The New Mutants
by Hope Madden
The franchise does make a big of a zig with its latest offshoot. The New Mutants is essentially a YA horror film. Co-writer/director Josh Boone’s premise may be comic book, but his execution is angst and PG-13 scares.
Dani Moonstar (Blu Hunt) wakes up to find herself in a locked-down, mainly vacant, definitely old and unmistakably spooky asylum of some sort. Here Dani will learn to control her power—whatever that might be—with the help of the sole custodian of Dani and four other special youngsters, Dr. Reyes (Alice Braga).
Focusing exclusively on adolescence allows the film to deliver, undiluted, the main concepts of the franchise: embrace your differences, forgive yourself, accept others for what they are, master your own potential and stick it to the man. Fine ideas, every one of them, and certainly common themes in YA.
As our plucky hero, Hunt struggles to find anything close to authenticity in her dreamy dialog, but the balance of the cast is strong.
The always remarkable Anya Taylor-Joy relishes the wicked girl role while Game of Thrones’s Maisie Williams (battling Taylor-Joy for largest eyes in a human face) is a deeply empathetic, awkward girl with a crush.

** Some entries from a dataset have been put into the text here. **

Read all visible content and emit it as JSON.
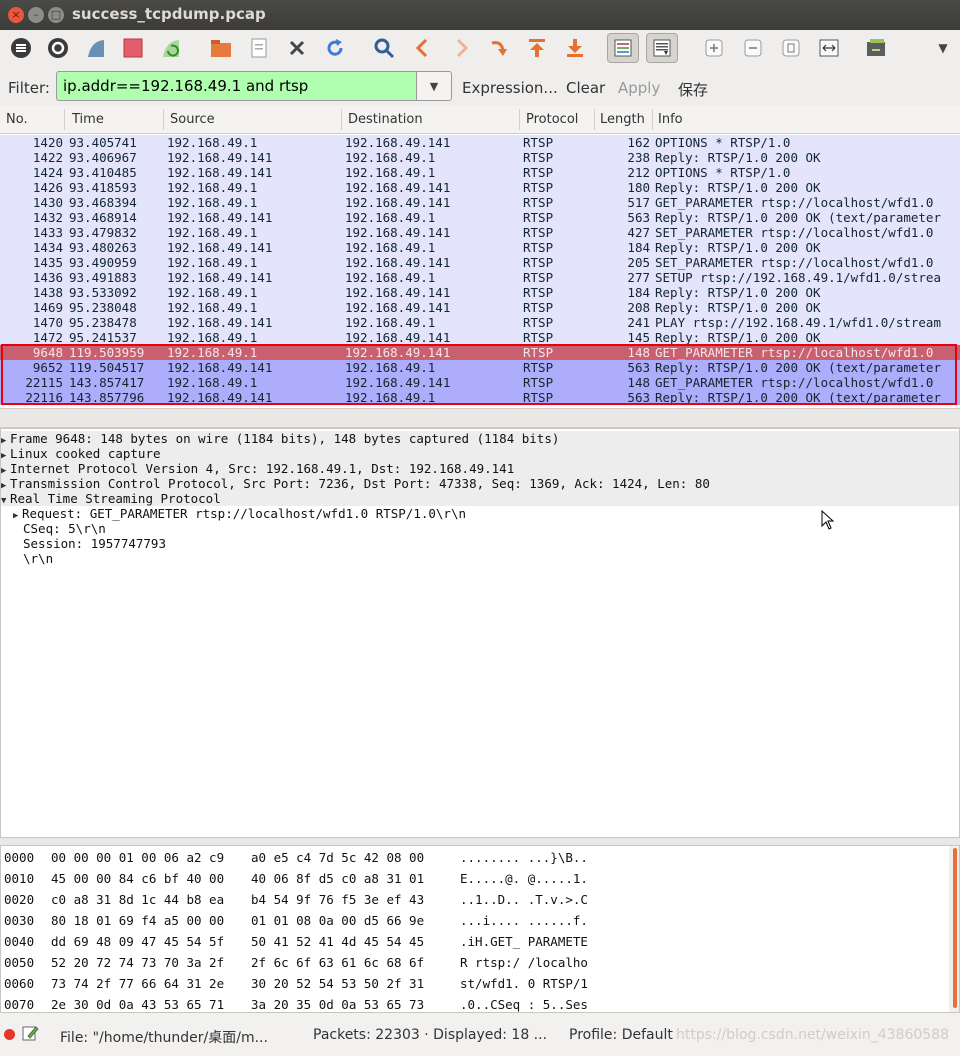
{
  "window": {
    "title": "success_tcpdump.pcap"
  },
  "filter": {
    "label": "Filter:",
    "value": "ip.addr==192.168.49.1 and rtsp",
    "expression": "Expression...",
    "clear": "Clear",
    "apply": "Apply",
    "save": "保存"
  },
  "packet_list": {
    "columns": [
      "No.",
      "Time",
      "Source",
      "Destination",
      "Protocol",
      "Length",
      "Info"
    ],
    "rows": [
      [
        "1420",
        "93.405741",
        "192.168.49.1",
        "192.168.49.141",
        "RTSP",
        "162",
        "OPTIONS * RTSP/1.0"
      ],
      [
        "1422",
        "93.406967",
        "192.168.49.141",
        "192.168.49.1",
        "RTSP",
        "238",
        "Reply: RTSP/1.0 200 OK"
      ],
      [
        "1424",
        "93.410485",
        "192.168.49.141",
        "192.168.49.1",
        "RTSP",
        "212",
        "OPTIONS * RTSP/1.0"
      ],
      [
        "1426",
        "93.418593",
        "192.168.49.1",
        "192.168.49.141",
        "RTSP",
        "180",
        "Reply: RTSP/1.0 200 OK"
      ],
      [
        "1430",
        "93.468394",
        "192.168.49.1",
        "192.168.49.141",
        "RTSP",
        "517",
        "GET_PARAMETER rtsp://localhost/wfd1.0"
      ],
      [
        "1432",
        "93.468914",
        "192.168.49.141",
        "192.168.49.1",
        "RTSP",
        "563",
        "Reply: RTSP/1.0 200 OK (text/parameter"
      ],
      [
        "1433",
        "93.479832",
        "192.168.49.1",
        "192.168.49.141",
        "RTSP",
        "427",
        "SET_PARAMETER rtsp://localhost/wfd1.0"
      ],
      [
        "1434",
        "93.480263",
        "192.168.49.141",
        "192.168.49.1",
        "RTSP",
        "184",
        "Reply: RTSP/1.0 200 OK"
      ],
      [
        "1435",
        "93.490959",
        "192.168.49.1",
        "192.168.49.141",
        "RTSP",
        "205",
        "SET_PARAMETER rtsp://localhost/wfd1.0"
      ],
      [
        "1436",
        "93.491883",
        "192.168.49.141",
        "192.168.49.1",
        "RTSP",
        "277",
        "SETUP rtsp://192.168.49.1/wfd1.0/strea"
      ],
      [
        "1438",
        "93.533092",
        "192.168.49.1",
        "192.168.49.141",
        "RTSP",
        "184",
        "Reply: RTSP/1.0 200 OK"
      ],
      [
        "1469",
        "95.238048",
        "192.168.49.1",
        "192.168.49.141",
        "RTSP",
        "208",
        "Reply: RTSP/1.0 200 OK"
      ],
      [
        "1470",
        "95.238478",
        "192.168.49.141",
        "192.168.49.1",
        "RTSP",
        "241",
        "PLAY rtsp://192.168.49.1/wfd1.0/stream"
      ],
      [
        "1472",
        "95.241537",
        "192.168.49.1",
        "192.168.49.141",
        "RTSP",
        "145",
        "Reply: RTSP/1.0 200 OK"
      ],
      [
        "9648",
        "119.503959",
        "192.168.49.1",
        "192.168.49.141",
        "RTSP",
        "148",
        "GET_PARAMETER rtsp://localhost/wfd1.0"
      ],
      [
        "9652",
        "119.504517",
        "192.168.49.141",
        "192.168.49.1",
        "RTSP",
        "563",
        "Reply: RTSP/1.0 200 OK (text/parameter"
      ],
      [
        "22115",
        "143.857417",
        "192.168.49.1",
        "192.168.49.141",
        "RTSP",
        "148",
        "GET_PARAMETER rtsp://localhost/wfd1.0"
      ],
      [
        "22116",
        "143.857796",
        "192.168.49.141",
        "192.168.49.1",
        "RTSP",
        "563",
        "Reply: RTSP/1.0 200 OK (text/parameter"
      ]
    ]
  },
  "details": [
    "Frame 9648: 148 bytes on wire (1184 bits), 148 bytes captured (1184 bits)",
    "Linux cooked capture",
    "Internet Protocol Version 4, Src: 192.168.49.1, Dst: 192.168.49.141",
    "Transmission Control Protocol, Src Port: 7236, Dst Port: 47338, Seq: 1369, Ack: 1424, Len: 80",
    "Real Time Streaming Protocol",
    "Request: GET_PARAMETER rtsp://localhost/wfd1.0 RTSP/1.0\\r\\n",
    "CSeq: 5\\r\\n",
    "Session: 1957747793",
    "\\r\\n"
  ],
  "bytes": [
    [
      "0000",
      "00 00 00 01 00 06 a2 c9",
      "a0 e5 c4 7d 5c 42 08 00",
      "........ ...}\\B.."
    ],
    [
      "0010",
      "45 00 00 84 c6 bf 40 00",
      "40 06 8f d5 c0 a8 31 01",
      "E.....@. @.....1."
    ],
    [
      "0020",
      "c0 a8 31 8d 1c 44 b8 ea",
      "b4 54 9f 76 f5 3e ef 43",
      "..1..D.. .T.v.>.C"
    ],
    [
      "0030",
      "80 18 01 69 f4 a5 00 00",
      "01 01 08 0a 00 d5 66 9e",
      "...i.... ......f."
    ],
    [
      "0040",
      "dd 69 48 09 47 45 54 5f",
      "50 41 52 41 4d 45 54 45",
      ".iH.GET_ PARAMETE"
    ],
    [
      "0050",
      "52 20 72 74 73 70 3a 2f",
      "2f 6c 6f 63 61 6c 68 6f",
      "R rtsp:/ /localho"
    ],
    [
      "0060",
      "73 74 2f 77 66 64 31 2e",
      "30 20 52 54 53 50 2f 31",
      "st/wfd1. 0 RTSP/1"
    ],
    [
      "0070",
      "2e 30 0d 0a 43 53 65 71",
      "3a 20 35 0d 0a 53 65 73",
      ".0..CSeq : 5..Ses"
    ]
  ],
  "status": {
    "file": "File: \"/home/thunder/桌面/m...",
    "packets": "Packets: 22303 · Displayed: 18 ...",
    "profile": "Profile: Default",
    "watermark": "https://blog.csdn.net/weixin_43860588"
  },
  "colors": {
    "filter_valid": "#afffaf",
    "row_default": "#e4e4fc",
    "row_selected": "#c9606f",
    "row_marked": "#adadfb",
    "highlight_box": "#e8000b"
  }
}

That the crush is not on one of the two boys in lockdown—played by Charlie Heaton and Henry Zaga—is a refreshing change of pace charmingly underscored by the teens’ apparent fixation with the TV show Buffy the Vampire Slayer.

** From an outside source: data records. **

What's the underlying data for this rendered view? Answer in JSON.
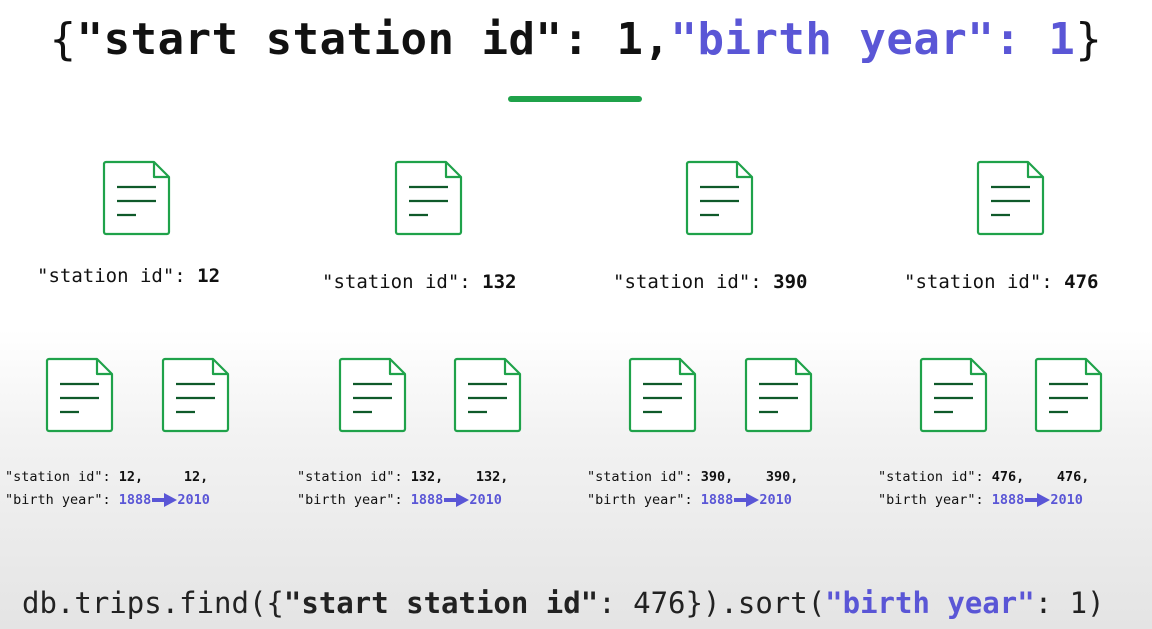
{
  "title": {
    "open_brace": "{",
    "key1": "\"start station id\"",
    "colon1": ": ",
    "val1": "1",
    "comma": ",",
    "key2": "\"birth year\"",
    "colon2": ": ",
    "val2": "1",
    "close_brace": "}"
  },
  "colors": {
    "accent_green": "#1fa24a",
    "accent_purple": "#5a56d6"
  },
  "station_key": "\"station id\": ",
  "birth_key": "\"birth year\": ",
  "level1": [
    {
      "station_id": "12"
    },
    {
      "station_id": "132"
    },
    {
      "station_id": "390"
    },
    {
      "station_id": "476"
    }
  ],
  "level2": [
    {
      "station_id": "12,",
      "second_id": "12,",
      "year_from": "1888",
      "year_to": "2010"
    },
    {
      "station_id": "132,",
      "second_id": "132,",
      "year_from": "1888",
      "year_to": "2010"
    },
    {
      "station_id": "390,",
      "second_id": "390,",
      "year_from": "1888",
      "year_to": "2010"
    },
    {
      "station_id": "476,",
      "second_id": "476,",
      "year_from": "1888",
      "year_to": "2010"
    }
  ],
  "query": {
    "prefix": "db.trips.find({",
    "key1": "\"start station id\"",
    "mid1": ": 476}).sort(",
    "key2": "\"birth year\"",
    "suffix": ": 1)"
  }
}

Boone, whose 2014 effort The Fault In Our Stars defines angst porn, knows YA. His combination of these two genres is a bit of a misfire, though, particularly when the final, big, giant scare is revealed. Yikes—and I don’t mean that in a good way.
New Mutants is a film trying too hard to cash in on proven youth market formulas, but the concoction fizzles. It doesn’t really work as an angsty romance, misses the mark as a horror movie and never for a minute feels like a superhero flick.